Because the neighborhood I live in is predominantly Greek, the local grocery stores typically carry some Hellenic specialty items: the deli case will be stocked with different feta cheeses, the olive-oil section takes up half an aisle, there’s a shelf of thyme honey from Crete and a shelf of paximadi and flat bread, and in the health and beauty products row, alongside the Dial and the Dove and the Ivory are a few different brands of olive-oil soap. I’m partial to Abea rather than Oliva, which bills itself as “aromatic” (which probably translates to “it’s chemical-smelling odor will eventually give you a headache”). In general, I like olive-oil soap because it’s hard (it won’t melt in a wet soap dish) and it’s mild (you can wash your hair with it everyday if you wanted) and because it’s deep, earthy green is one of my favorite colors.

But my real interest in it may be assimilation. My use of it deludes me into thinking I’ve shed some layer of ethnocentricity and American provinciality and embraced some larger transnational identity. I think I’m adopting some integral piece of Greekness, and thereby making my presence in a Greek neighborhood less anomalous and offensive. I semi-consciously believe I am at once transcending the ethnicity they cling to in one magnanimous gesture; they must inevitably remain Greek, while I can pick and choose like a cultural magpie, cobbling bits from different traditions to make something unique to me and altogether cosmopolitan. Of course, in believing that, I’m a fool. The only reason I think that is because as an American I basically have no traditional ways of my own, no ethnic identity that’s visible to me (no matter how blatant it must be to others). Is this because the bland denatured suburban upbringing I underwent seemed so generic and featureless? It may be the only American tradition is just this: buying products to attain an identity of some sort. Consumer goods lose what ethnic significance they have once detached from a deep-seated, lived tradition and become just another interchangeable sign, no different from the flood of other products saturating the American marketplace. In fact, when I use olive-oil soap, I am robbing it of whatever meaning it has for my neighbors, and acquire none of its Greek meaning for myself. And at the same time I contribute to the way America reduces ethnic groups to the products they can bring to market — the way a people become to other Americans, for all intents and purposes, their nation’s cuisine. Everything I know about Ethiopian culture, for instance, I have learned from the menu and place mats I’ve read in Ethiopian restaurants. If I really wanted to participate in Greek culture, I’d have to actually talk to my neighbors and hang out in the cafes with them, I’d have to risk a bit more than simply daring to use their soap in my shower. I’d have to offer more than my dollar in the supermarket.
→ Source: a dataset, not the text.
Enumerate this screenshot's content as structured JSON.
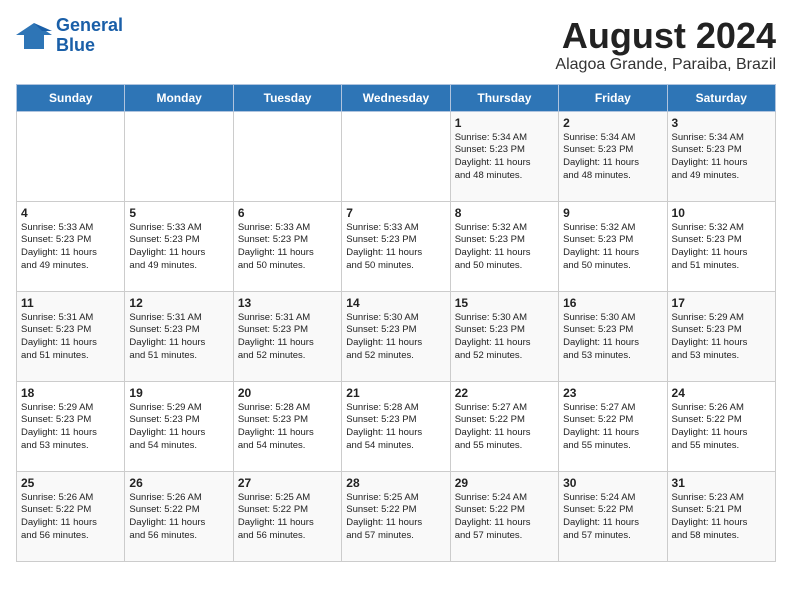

An unrelated point: I used to make my own olive-oil soap from scratch, which was enormously satisfying but inefficient, akin to making one’s own bread. Soap is the perfect example of something that economies of scale makes perfect for industrial manufacture and insane for making at home. You pay much more for the ingredients to make soap then you ever would for soap itself, and the homemade soap will never really be as good as the mass-produced bars unless you dupe yourself with the ideology of artisanship. (If it has been made by an individual craftsman, a person who I could meet, the product is as unique and special as I am!) The joy of making soap has to come from the making of it, not in the using it or the thrift of it. In a way, it’s more fun to make it once you are aware of how impractical it is. It as though you are thumbing your nose even more at the technological rationality that rules society. (Adorno would be proud.) And not only is it irrational, but the lye involved makes it dangerous as well, so it has daredevil appeal. It’s Xtreme. Next, I might start trying to make my own Mountain Dew.